My friend Mike recently posted about Obama’s gay problem. Some good thoughts, but a little extension is necessary to get things in full perspective..
Obama does not have a problem with gays, he has a problem with the base across the board and that is largely because he is under performing across the board. That under performing has a real cost in the enthusiasm gap.
If people turned out in 2010 at 2008 levels, the democrats would be outright winning in NC and very, very competitive in half a dozen other close races. As it stands we will probably hold the senate, but just barely.
Obama has not played hardball with Conservadems, let alone the GOP. He negotiates away the store before even coming to the table. He has not made proper use of reconciliation in the Senate, and has not been forceful about electoral consequences for the party of NO. He has not been active in shaping policy and in selling policy in Congress.
He has not used his executive powers. He could order a stop loss on DADT, he does not. He could choose to not defend anti gay legislation in court, he does not. HAMP is under *administrative* control and could work well if Obama choose to make it so. Congress voted down the idea of a Social Security panel, Obama convened one anyway then stacked it with conservatives. He could restore habeas corpus, he does not.

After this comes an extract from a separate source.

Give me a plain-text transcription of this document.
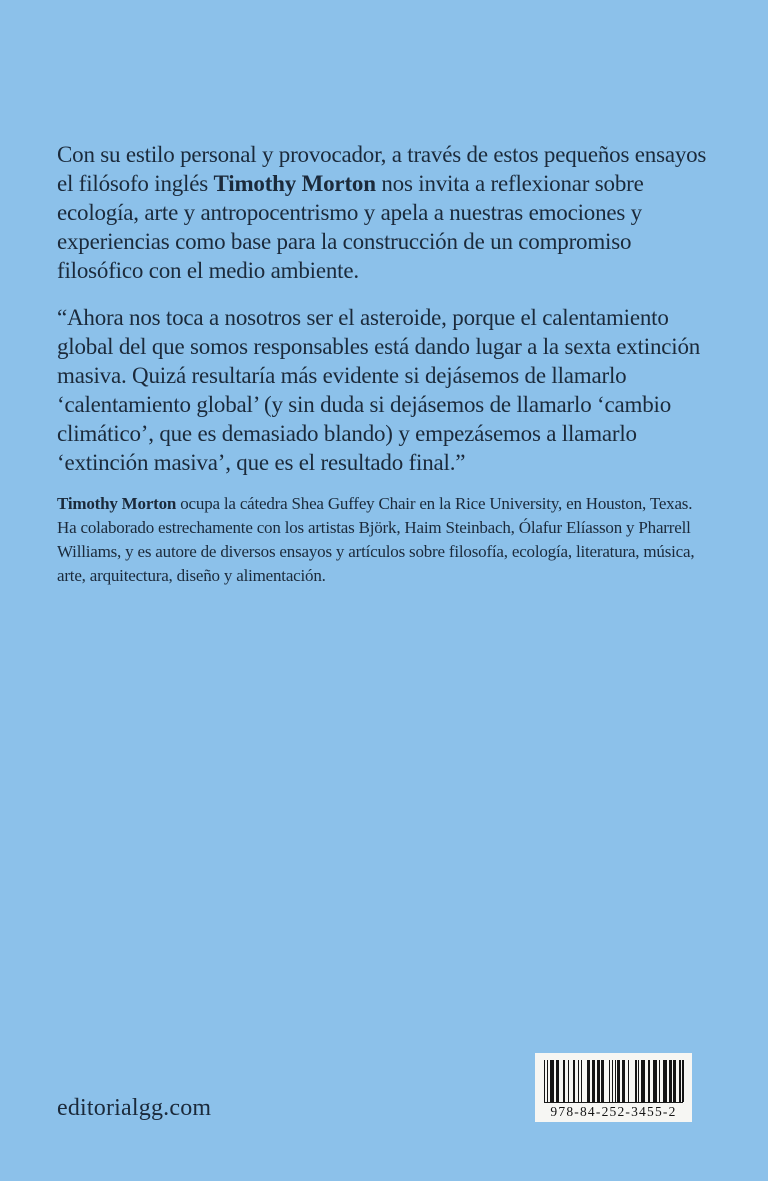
Con su estilo personal y provocador, a través de estos pequeños ensayos el filósofo inglés Timothy Morton nos invita a reflexionar sobre ecología, arte y antropocentrismo y apela a nuestras emociones y experiencias como base para la construcción de un compromiso filosófico con el medio ambiente.

“Ahora nos toca a nosotros ser el asteroide, porque el calentamiento global del que somos responsables está dando lugar a la sexta extinción masiva. Quizá resultaría más evidente si dejásemos de llamarlo ‘calentamiento global’ (y sin duda si dejásemos de llamarlo ‘cambio climático’, que es demasiado blando) y empezásemos a llamarlo ‘extinción masiva’, que es el resultado final.”

Timothy Morton ocupa la cátedra Shea Guffey Chair en la Rice University, en Houston, Texas. Ha colaborado estrechamente con los artistas Björk, Haim Steinbach, Ólafur Elíasson y Pharrell Williams, y es autore de diversos ensayos y artículos sobre filosofía, ecología, literatura, música, arte, arquitectura, diseño y alimentación.

editorialgg.com	978-84-252-3455-2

Obama has direct control of TARP funds, and there are about $500 billion to play with. That’s a lot of stimulus IF he were to use it. He could use it to relieve distressed debt and turn a profit for the government while doing so. He could go after banks gouging customers by skirting credit card rules. He can be actively involved and up front in pushing an agenda.

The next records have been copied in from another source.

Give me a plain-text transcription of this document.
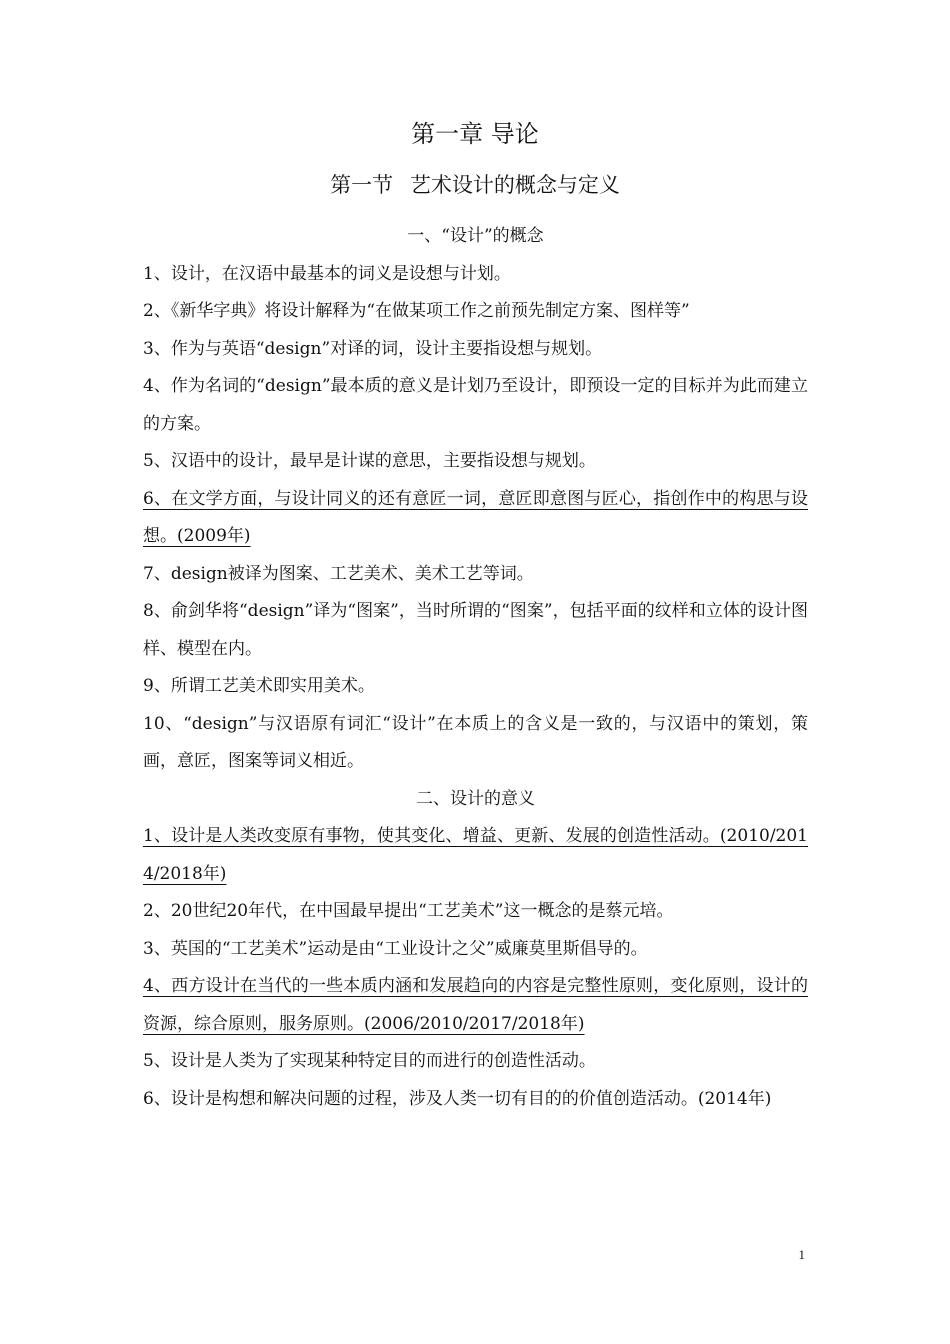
第一章 导论
第一节 艺术设计的概念与定义
一、“设计”的概念

1、设计，在汉语中最基本的词义是设想与计划。

2、《新华字典》将设计解释为“在做某项工作之前预先制定方案、图样等”

3、作为与英语“design”对译的词，设计主要指设想与规划。

4、作为名词的“design”最本质的意义是计划乃至设计，即预设一定的目标并为此而建立的方案。

5、汉语中的设计，最早是计谋的意思，主要指设想与规划。

6、在文学方面，与设计同义的还有意匠一词，意匠即意图与匠心，指创作中的构思与设想。(2009年)

7、design被译为图案、工艺美术、美术工艺等词。

8、俞剑华将“design”译为“图案”，当时所谓的“图案”，包括平面的纹样和立体的设计图样、模型在内。

9、所谓工艺美术即实用美术。

10、“design”与汉语原有词汇“设计”在本质上的含义是一致的，与汉语中的策划，策画，意匠，图案等词义相近。

二、设计的意义

1、设计是人类改变原有事物，使其变化、增益、更新、发展的创造性活动。(2010/2014/2018年)

2、20世纪20年代，在中国最早提出“工艺美术”这一概念的是蔡元培。

3、英国的“工艺美术”运动是由“工业设计之父”威廉莫里斯倡导的。

4、西方设计在当代的一些本质内涵和发展趋向的内容是完整性原则，变化原则，设计的资源，综合原则，服务原则。(2006/2010/2017/2018年)

5、设计是人类为了实现某种特定目的而进行的创造性活动。

6、设计是构想和解决问题的过程，涉及人类一切有目的的价值创造活动。(2014年)

1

Another thing to consider wrt civil rights, as many people have noted recently, it’s embarrassing when many prominent GOP leaders are to the left of Obama on gay rights. It’s embarrassing when in debates such as Fiorina/Boxer the other night the GOP candidate justifies their opposition to equal rights by quoting the sitting Democratic president.
And gays have started to notice. You see, preferring one’s own gender does lead one toward certain conclusions on civil rights but does little to inform one’s opinions on taxation, protecting the environment, energy policy, immigration, etc. I think it’s fair to say that a lot of gays lean democratic not because they are innately liberal so much as they see few options as the GOP has been so gawd awful hostile toward gays the last couple decades.
In a recent column Dan Savage observes that for all the rhetoric and chest beating over the past electoral cycles, the Democrats have done very little good, and the Republicans have done relatively little harm, at least in terms of revoking such advances as have been made. Bush got a blank check from Congress, yet we have no federal marriage amendment, and DADT and DOMA were Democratic inventions. Savage asks:
Say the GOP went to gay voters and promised to do no harm—no FMA, no more culture war nonsense, no efforts to block gay people from becoming parents—while at the same time pointing out that the Dems haven’t done much good. That argument won’t peel lefty and progressive gays and lesbians, a.k.a. the majority of gay and lesbian voters, off the Democrats. But it might convince conservative homos that they can safely vote Republican, blunting the Democrats’ advantage with small-but-significant chunk of the electorate. (There are more gay and lesbian voters than Jewish voters.)
It’s something the Democrats need to be considering.
The base is demoralized, feeling neglected and abused if not outright mislead. That’s not good. Obama got people out because they felt they had something to vote for. That’s not the case this year for Democrats. And they will pay in November if something doesn’t change, and change soon.